Talk:Elementary equivalence

	This  level-5 vital article is rated Start-class on Wikipedia's content assessment scale. It is of interest to the following WikiProjects:
Mathematics Low‑priority Mathematics portal This article is within the scope of WikiProject Mathematics, a collaborative effort to improve the coverage of mathematics on Wikipedia. If you would like to participate, please visit the project page, where you can join the discussion and see a list of open tasks. Low This article has been rated as Low-priority on the project's priority scale.

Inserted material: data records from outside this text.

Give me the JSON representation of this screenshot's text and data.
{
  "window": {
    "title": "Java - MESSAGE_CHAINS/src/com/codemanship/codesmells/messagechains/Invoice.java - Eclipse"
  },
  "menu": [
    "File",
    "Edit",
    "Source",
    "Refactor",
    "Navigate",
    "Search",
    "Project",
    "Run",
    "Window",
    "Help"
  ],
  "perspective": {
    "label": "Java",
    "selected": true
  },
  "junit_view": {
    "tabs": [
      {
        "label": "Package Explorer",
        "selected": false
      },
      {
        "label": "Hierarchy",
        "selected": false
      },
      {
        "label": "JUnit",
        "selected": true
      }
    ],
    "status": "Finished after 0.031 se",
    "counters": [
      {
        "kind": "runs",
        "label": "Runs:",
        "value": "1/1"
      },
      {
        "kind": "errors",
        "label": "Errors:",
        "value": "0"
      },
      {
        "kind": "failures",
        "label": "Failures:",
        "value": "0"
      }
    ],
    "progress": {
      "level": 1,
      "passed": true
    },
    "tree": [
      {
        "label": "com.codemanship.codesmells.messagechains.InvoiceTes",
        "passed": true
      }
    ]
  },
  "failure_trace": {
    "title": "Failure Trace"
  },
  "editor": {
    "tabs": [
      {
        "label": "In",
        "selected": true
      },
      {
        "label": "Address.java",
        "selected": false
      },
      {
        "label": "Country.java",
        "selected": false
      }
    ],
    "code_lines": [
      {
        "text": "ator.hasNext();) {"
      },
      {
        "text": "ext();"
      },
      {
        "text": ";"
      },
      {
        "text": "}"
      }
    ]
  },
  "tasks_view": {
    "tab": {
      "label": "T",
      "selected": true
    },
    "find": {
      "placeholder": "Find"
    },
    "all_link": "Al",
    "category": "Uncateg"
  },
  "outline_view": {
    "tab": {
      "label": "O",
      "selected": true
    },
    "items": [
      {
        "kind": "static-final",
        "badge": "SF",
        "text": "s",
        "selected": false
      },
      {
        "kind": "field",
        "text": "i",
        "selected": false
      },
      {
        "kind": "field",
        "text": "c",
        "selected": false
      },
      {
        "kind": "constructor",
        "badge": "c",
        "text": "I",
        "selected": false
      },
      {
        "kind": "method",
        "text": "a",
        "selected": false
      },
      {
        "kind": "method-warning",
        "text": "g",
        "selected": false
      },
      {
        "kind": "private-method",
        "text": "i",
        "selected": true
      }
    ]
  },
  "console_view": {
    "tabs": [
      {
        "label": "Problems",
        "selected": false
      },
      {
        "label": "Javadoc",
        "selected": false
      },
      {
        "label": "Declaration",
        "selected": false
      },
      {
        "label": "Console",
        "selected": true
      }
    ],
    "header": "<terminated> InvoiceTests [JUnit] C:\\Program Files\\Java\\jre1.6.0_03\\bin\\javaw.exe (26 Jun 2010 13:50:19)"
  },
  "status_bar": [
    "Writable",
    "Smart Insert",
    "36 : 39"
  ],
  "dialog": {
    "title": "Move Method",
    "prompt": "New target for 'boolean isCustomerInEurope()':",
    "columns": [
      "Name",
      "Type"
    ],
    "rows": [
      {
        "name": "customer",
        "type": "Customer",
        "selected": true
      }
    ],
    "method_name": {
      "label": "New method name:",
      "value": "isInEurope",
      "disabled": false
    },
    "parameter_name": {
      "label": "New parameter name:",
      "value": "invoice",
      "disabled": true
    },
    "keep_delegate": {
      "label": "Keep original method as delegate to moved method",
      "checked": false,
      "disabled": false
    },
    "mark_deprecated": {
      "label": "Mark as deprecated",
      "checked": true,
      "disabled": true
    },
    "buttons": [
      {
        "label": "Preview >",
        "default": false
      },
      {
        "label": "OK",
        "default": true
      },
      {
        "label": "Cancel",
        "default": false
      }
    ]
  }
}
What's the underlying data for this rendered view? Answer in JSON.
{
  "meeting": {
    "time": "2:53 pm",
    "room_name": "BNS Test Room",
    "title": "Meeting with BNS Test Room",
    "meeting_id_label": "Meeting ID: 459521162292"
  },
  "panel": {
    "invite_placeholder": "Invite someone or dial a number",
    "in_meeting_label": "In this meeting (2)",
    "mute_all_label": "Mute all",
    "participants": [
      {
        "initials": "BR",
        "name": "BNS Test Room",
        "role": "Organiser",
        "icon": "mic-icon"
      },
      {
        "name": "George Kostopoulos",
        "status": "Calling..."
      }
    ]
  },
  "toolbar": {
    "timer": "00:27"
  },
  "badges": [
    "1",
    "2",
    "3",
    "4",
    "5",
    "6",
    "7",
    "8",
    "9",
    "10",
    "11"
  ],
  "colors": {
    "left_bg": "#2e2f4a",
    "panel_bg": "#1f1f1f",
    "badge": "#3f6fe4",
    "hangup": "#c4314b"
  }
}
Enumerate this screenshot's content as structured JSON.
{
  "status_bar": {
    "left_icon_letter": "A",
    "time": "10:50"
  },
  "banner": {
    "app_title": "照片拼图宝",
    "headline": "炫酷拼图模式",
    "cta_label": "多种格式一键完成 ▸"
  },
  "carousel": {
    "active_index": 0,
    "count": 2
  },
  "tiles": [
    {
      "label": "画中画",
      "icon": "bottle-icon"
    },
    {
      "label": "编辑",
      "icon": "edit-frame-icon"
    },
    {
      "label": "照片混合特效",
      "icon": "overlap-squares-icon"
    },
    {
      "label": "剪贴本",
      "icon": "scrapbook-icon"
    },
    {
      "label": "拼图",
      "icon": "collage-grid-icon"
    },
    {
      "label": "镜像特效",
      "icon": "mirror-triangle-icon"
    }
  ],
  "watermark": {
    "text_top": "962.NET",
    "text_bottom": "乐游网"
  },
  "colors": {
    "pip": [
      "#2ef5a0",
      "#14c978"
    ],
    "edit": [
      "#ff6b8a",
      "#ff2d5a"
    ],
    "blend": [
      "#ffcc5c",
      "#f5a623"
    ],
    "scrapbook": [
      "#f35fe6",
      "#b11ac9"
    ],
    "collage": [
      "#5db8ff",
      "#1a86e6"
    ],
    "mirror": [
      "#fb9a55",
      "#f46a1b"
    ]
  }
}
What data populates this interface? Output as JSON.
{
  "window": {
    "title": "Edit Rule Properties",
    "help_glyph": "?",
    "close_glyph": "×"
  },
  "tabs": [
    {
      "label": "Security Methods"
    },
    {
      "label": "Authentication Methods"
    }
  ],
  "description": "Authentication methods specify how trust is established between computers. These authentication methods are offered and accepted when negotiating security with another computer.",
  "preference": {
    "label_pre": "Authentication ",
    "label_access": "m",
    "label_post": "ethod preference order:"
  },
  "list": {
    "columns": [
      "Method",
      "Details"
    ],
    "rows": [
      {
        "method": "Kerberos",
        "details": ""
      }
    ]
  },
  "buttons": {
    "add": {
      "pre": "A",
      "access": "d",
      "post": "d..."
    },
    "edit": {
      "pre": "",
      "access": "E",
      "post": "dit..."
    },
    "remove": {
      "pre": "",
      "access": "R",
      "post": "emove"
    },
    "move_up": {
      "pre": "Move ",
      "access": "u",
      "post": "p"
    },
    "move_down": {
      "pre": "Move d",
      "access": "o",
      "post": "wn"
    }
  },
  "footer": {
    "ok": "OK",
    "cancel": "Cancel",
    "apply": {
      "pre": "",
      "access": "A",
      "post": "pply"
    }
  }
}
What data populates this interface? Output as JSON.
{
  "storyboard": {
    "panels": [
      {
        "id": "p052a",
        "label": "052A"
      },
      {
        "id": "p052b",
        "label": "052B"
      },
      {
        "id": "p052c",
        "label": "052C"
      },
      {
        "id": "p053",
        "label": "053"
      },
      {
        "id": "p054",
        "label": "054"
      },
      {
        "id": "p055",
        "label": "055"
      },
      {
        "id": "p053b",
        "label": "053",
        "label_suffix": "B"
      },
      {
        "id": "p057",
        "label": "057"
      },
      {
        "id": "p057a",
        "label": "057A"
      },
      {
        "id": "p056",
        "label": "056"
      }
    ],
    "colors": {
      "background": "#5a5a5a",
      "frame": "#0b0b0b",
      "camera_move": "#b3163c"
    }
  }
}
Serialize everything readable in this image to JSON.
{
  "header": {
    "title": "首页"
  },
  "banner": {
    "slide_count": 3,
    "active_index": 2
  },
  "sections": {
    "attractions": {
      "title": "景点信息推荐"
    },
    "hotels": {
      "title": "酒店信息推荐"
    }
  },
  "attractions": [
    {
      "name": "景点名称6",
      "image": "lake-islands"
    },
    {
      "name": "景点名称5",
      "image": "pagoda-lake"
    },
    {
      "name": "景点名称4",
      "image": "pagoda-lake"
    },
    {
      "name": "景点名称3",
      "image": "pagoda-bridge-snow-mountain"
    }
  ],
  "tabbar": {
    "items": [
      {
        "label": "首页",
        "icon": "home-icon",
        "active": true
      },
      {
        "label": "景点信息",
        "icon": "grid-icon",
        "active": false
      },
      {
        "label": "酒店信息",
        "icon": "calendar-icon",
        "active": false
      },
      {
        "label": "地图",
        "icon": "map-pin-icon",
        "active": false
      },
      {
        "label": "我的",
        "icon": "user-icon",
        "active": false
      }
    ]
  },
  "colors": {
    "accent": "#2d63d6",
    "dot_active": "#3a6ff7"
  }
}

A summary of this article appears in Embedding#Universal algebra and model theory.

definition

Latest comment: 17 years ago3 comments2 people in discussion

The claim on this page that the second part of the definition of elementary substructure can be expressed by stating simply that ${\displaystyle \mathrm {Th} _{L(M)}(M)=\mathrm {Th} _{L(M)}(N)}$  is incorrect if ${\displaystyle \mathrm {Th} _{L(M)}(M)}$  refers to the set of first-order ${\displaystyle L}$ -sentences satisfied by ${\displaystyle M}$ . In this case, the latter is a statement only of elementary equivalence, and it is possible for a structure to have elementarily equivalent substructures that are not elementary substructures. As an example, consider the structure ${\displaystyle A=(\mathbb {N} ,<)}$  consisting of the naturals with the usual ordering. It is easily seen that the substructure consisting of the evens with the induced ordering is isomorphic, and hence elementarily equivalent, to ${\displaystyle A}$ ; but it is not an elementary substructure by Tarski's criterion, since every natural is definable in ${\displaystyle A}$  (the natural ${\displaystyle n}$  by the formula stating 'there exist exactly ${\displaystyle n-1}$  elements less than me').

On the other hand, the author may be using a slightly nonstandard notation, where ${\displaystyle \mathrm {Th} _{L(M)}(M)}$  refers to something else.

This is notation I've seen before, ${\displaystyle L(M)}$  refers to the language ${\displaystyle L}$  extended with constant symbols ${\displaystyle a_{n}}$  for every element ${\displaystyle n}$  in ${\displaystyle M}$ . So ${\displaystyle \mathrm {Th} _{L(M)}(M)}$  is the set of first order sentences satisfied by ${\displaystyle M}$  when these constants are included, i.e. the theory of ${\displaystyle M}$  considered as a structure for language ${\displaystyle L(M)}$  (called the elementary diagram). This gives ${\displaystyle \mathrm {Th} _{L(M)}(M)=\mathrm {Th} _{L(M)}(N)}$  as a statement equivalent to the second part of the definiton holds, but using constants symbols rather than parameters ${\displaystyle a}$ . This works because ${\displaystyle \mathrm {Th} _{L(M)}(M)}$  contains sentences stating that no two constants are equal!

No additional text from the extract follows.